Inaugurée en avril par la rafle de plusieurs centaines d'intellectuels de Constantinople qui seront, pour la plupart, déportés et massacrés, celle-ci est opérée massivement – à partir du mois de mai – d'abord dans les provinces d'Anatolie proches puis en retrait du front russe. Le
modus operandi en est relativement constant. Les notables sont arrêtés, isolés et contraints sous la torture d'avouer des forfaits ou trahisons imaginaires. Les prisonniers sont éloignés et massacrés à proximité de la ville. Les autres hommes de plus de 15 ans sont alors également séparés du reste de la population pour être à leur tour exécutés sans délai (balle, pendaison, égorgement, décapitation) ou déportés dans des conditions qui leur laissent peu de chances de survie. Femmes et enfants sont emmenés. «
Encadrés par des gendarmes, écrit l'historienne française d'origine arménienne Taline Ter Minassian
, des soldats, des tchéttés qui pillent, enlèvent, violent les femmes et les filles et appliquent fermement un système d'extermination combinant des marches forcées et la pénurie de nourriture et d'eau, les déportés ne sont bientôt plus qu'un bétail misérable, harcelé, décimé par les paysans anatoliens, les nomades et les tribus kurdes ». Ces dernières sont employées et payées comme bras armé de la liquidation.

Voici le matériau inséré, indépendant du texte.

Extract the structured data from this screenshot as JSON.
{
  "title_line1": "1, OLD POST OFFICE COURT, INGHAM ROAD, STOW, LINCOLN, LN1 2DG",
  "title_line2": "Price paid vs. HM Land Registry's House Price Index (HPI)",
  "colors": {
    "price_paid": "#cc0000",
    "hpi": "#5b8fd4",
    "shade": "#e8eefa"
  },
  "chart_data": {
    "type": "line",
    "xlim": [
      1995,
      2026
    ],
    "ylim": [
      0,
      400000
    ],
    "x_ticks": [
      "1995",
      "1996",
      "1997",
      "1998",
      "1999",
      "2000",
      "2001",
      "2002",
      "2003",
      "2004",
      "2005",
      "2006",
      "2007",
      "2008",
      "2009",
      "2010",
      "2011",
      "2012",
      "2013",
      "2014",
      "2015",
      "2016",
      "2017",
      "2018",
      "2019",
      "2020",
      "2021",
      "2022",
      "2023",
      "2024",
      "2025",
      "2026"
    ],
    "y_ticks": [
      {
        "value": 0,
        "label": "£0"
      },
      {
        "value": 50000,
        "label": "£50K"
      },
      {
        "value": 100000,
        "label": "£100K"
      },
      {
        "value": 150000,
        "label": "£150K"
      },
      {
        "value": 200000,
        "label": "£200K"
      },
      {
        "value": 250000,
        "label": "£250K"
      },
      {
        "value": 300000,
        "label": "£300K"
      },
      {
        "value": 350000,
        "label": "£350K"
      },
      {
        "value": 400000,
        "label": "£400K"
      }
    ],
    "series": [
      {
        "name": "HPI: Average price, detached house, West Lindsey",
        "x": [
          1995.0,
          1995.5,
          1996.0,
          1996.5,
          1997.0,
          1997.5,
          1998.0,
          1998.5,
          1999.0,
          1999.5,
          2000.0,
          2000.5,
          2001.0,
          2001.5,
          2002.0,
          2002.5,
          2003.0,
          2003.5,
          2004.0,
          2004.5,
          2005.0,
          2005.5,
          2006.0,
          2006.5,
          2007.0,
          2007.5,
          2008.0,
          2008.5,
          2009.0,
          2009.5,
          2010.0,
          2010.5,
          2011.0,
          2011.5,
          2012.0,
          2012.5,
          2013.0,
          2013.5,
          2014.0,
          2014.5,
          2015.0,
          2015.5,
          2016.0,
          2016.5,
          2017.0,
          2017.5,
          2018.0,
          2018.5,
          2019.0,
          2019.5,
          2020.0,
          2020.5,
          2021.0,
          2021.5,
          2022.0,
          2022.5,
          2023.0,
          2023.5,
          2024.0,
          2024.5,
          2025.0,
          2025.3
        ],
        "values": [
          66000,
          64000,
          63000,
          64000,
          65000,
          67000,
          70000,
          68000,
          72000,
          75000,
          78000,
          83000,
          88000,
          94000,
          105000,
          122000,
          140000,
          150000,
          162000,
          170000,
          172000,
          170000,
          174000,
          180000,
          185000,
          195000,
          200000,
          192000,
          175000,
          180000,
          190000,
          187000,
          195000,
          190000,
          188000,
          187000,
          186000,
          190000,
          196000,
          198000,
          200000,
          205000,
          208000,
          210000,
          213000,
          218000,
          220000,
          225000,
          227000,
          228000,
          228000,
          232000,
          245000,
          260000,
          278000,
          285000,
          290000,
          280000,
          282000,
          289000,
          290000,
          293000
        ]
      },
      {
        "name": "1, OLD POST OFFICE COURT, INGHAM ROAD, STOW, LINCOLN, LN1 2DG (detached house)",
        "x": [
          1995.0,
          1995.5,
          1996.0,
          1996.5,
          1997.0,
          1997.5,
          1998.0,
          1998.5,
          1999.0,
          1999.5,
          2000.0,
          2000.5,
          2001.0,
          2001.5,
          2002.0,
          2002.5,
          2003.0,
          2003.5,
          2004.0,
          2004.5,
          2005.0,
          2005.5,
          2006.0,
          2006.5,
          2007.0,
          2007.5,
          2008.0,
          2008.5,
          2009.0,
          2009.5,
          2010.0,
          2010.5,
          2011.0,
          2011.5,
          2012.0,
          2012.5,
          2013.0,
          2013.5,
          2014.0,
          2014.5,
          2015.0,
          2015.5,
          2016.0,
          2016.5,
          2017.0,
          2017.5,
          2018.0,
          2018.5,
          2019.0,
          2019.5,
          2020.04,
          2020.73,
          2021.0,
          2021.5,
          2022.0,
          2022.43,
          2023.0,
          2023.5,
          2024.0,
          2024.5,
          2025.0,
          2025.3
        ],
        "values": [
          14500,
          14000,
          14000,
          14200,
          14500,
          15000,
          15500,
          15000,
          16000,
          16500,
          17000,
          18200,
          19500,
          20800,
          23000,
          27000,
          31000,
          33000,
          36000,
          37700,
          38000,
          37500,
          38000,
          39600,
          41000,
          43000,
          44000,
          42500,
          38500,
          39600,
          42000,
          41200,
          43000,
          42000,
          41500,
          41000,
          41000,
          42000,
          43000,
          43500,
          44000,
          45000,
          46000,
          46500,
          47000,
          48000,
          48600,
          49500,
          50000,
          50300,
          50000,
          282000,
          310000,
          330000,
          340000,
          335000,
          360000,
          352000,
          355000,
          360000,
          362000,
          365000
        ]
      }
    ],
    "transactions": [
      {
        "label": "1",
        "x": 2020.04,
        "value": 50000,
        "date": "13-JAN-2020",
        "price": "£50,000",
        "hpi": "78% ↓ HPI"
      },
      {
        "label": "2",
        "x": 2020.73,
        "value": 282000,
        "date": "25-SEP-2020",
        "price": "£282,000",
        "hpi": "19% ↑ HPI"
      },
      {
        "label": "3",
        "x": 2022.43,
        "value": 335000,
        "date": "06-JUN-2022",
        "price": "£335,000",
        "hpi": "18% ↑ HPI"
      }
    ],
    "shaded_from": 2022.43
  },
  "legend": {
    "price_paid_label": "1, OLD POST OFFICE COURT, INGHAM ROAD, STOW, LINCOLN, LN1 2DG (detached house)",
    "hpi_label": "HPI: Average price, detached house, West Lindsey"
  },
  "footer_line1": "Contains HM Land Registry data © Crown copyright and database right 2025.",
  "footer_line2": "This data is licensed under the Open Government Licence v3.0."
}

Lorsque, à la fin de 1916, les observateurs font le bilan de l'anéantissement des Arméniens de Turquie, ils peuvent constater que, à l'exception de trois cent mille Arméniens sauvés par l'avancée russe et de quelque deux cent mille habitants de Constantinople et de Smyrne qu'il était difficile de supprimer devant témoins, il ne persiste plus que des îlots de survie : des femmes et des jeunes filles enlevées, disparues dans le secret des maisons turques ou rééduquées dans les écoles islamiques ; des enfants regroupés dans des orphelinats pilotes ; des miraculés cachés par des voisins ou amis musulmans ; ou, dans des villes du centre, quelques familles épargnées grâce à la fermeté d'une autorité morale. La majorité des historiens non turcs
évaluent aujourd'hui à 1,2 million le nombre total de tués en une quinzaine de mois.
A long terme, le crime ne profite pas beaucoup à ses instigateurs qui se retrouvent, à l'issue de la Grande guerre, dans le camp des vaincus. Le parti des
Jeunes-Turcs s'effondre en 1918. Les criminels de guerre sont jugés par un tribunal ottoman pour «
l'extermination d'un peuple entier constituant une communauté distincte », avec cette précision dans le réquisitoire : les déportations «
furent conçues et décidées par le Comité central d'Ittihat ». En fuite à l'étranger, trois d'entre eux, dont Tallaat, sont condamnés à mort par contumace. Ce dernier est abattu en mars 1921 à Berlin par
Soghomon Tehlirian, dont la famille avait été massacrée six ans plus tôt. Le Traité de Sèvres, en 1920, consacre le démembrement de l'Empire Ottoman. Trois ans plus tard, la révolution de Mustapha Kemal ouvre l'ère de la Turquie moderne. La bataille de la mémoire, pourtant, ne fait que commencer.